A loro volta, archetipi come l'Ombra (intesa come doppio), la diade androgina Animus-Anima, l'autorità incarnata dal vecchio saggio, e tutte le figure archetipali accessorie che Jung declina (un altro esempio è il materno nella sua ambivalenza creatrice e fagocitante), sembrano preesistere al mito non tanto come eventi di una determinata natura o soprannatura, quanto piuttosto come schematismi latenti della psiche, apriori kantiani dell'inconscio, acquisiti nello strutturarsi delle dinamiche parentali e di relazione. Da questo punto di vista, gli archetipi sembrano stare al mito come i miti alla letteratura. Il mito è una delle sedi in cui l'archetipo è riconoscibile (magari la più limpida), ma forse non è l'unica. Nell'ambito relazionale in cui l'archetipo come schematismo latente della psiche sembra strutturarsi, la segnicità pare, di fatto, un elemento irrinunciabile. Gli studi dell'etologia umana di Irenaeus Eibl-Eibesfeldt identificano a chiare lettere la segnicità preverbale che ancora oggi l'uomo si porta appresso come retaggio evolutivo stratificato. La segnicità intrinseca al comportamento come manifestazione sociale materializza di fatto l'archetipo nel concreto della relazione di gruppo. Tale segnicità primigenia si esprime, semplicemente, come esigenza di simmetria distintiva: distinguere, pertinentizzare l'io dal mondo esterno, il comportamento o l'entità amica da quella ostile etc. Il simbolo, come convenzione arbitraria, nasce verosimilmente da questo continuo reinterpretarsi del gioco comunicativo, fra mimica, rito, azione, comunicazione, tra-dizione come affidamento (ma anche tradimento), consegna, di un contenuto.

Pertinentizzare implica, ovviamente, dividere, ritagliare spazi nello spazio.
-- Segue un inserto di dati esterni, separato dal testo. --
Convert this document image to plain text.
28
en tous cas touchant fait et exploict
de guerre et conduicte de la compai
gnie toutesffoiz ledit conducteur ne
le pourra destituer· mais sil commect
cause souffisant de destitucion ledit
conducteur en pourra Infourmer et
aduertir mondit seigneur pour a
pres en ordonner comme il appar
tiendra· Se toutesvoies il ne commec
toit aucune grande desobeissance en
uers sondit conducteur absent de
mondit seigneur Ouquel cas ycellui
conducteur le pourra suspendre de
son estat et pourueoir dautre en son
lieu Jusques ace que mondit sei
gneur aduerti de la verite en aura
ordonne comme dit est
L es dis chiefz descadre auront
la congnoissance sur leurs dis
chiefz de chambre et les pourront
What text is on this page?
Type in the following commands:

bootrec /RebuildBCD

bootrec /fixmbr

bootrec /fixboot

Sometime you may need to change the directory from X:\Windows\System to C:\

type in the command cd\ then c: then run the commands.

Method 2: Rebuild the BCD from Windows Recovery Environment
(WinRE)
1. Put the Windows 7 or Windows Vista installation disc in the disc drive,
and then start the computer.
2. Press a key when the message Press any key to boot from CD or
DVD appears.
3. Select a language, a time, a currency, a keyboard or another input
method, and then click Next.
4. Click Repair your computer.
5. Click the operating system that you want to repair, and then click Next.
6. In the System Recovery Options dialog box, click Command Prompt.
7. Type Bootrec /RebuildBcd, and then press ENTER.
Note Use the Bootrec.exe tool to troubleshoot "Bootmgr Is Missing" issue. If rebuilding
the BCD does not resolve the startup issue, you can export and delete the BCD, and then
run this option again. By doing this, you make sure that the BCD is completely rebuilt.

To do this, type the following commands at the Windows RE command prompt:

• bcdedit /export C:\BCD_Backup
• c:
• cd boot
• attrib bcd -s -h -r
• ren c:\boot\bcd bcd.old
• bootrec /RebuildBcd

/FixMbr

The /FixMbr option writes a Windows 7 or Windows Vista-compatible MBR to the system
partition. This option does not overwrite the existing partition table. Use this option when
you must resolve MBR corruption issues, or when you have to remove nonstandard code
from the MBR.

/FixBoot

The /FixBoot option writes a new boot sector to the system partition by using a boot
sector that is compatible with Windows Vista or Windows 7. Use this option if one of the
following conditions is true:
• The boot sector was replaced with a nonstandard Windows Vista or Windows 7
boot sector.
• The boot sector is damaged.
Implica, ipso facto, la definizione del sacro, in quanto effetto del riconoscimento della potenza imprevedibile del reale di cui il gruppo ha esperienza. La relazione etimologica da lei instaurata fra templum e tempus, da tale punto di vista, coglie un aspetto vero del problema, ma nella sua interpretazione (non me ne voglia) se n'è di fatto offuscata la sostanza. Il templum non è templum perché ricostruttore di un certo tempus. Il termine tempus in sé, in latino, non indica un tempo del mito in senso specifico, ma il generico tempo. Né è vero che tempo sia il termine primitivo da cui deriva templum. Piuttosto, entrambi derivano da una radice *tem-, "tagliare", "separare", comune al verbo greco tem-no, é-tem-on "tagliare, dividere", che è alla base del termine greco tém-enos, "spazio sacro separato". Secondo un processo semantico comune a tutte le antiche lingue indoeuropee (e non solo a quelle), il sacro è separato, in uno spazio a sé, il tem-plum. Il tem-pus è invece, per altra via, divisione temporale, scansione, del flusso degli eventi, collocati in anni, mesi, settimane, giorni -e per altro tale scansione appare sacralizzata anch'essa, non solo nel tempo del mito, che in sé è il non-tempo da cui invece lo scandirsi particellare del tempo si dipana, bergsonianamente spazializzandosi. Una notazione ulteriore, che conferma questa equivalenza fra sacro e separato, è negli stessi termini sacro e santo, derivati dall'indoeuropeo *sak-, ancora una volta "tagliare".

Se consideriamo che il ruolo del simbolo è dividere, separare, pertinentizzare, automaticamente vedremo che simbolo e sacro sono entrambi figli della segnicità primaria della relazionalità umana, i cui archetipi appaiono sin da subito agiti in una dimensione che viene strutturandosi nel tempo come rituale, creatrice di senso -nella socialità umana il simbolo e il sacro appaiono impliciti. E questa dimensione strutturata è il mito, la parola originaria che va di bocca in bocca, viva per ora virum (mythos : cfr. l'ingl. mouth e il gotico muddjan, a partire dall'indoeuropeo *mudh-, bocca). La fiaba ne è la forma depotenziata -né i confini sono così netti da determinarsi appieno, essendo le funzioni narrative, derivate ultime degli schematismi archetipali, un sèma comune a fiaba e mito.

La dimensione orale del mito ne determina poi la forma, come epos, sede della memoria cultuale e lato sensu culturale di un gruppo, con le sue cognizioni, le sue leggi.

Ma sono stato più prolisso del dovuto e mi fermo qui, sperando di non aver annoiato troppo.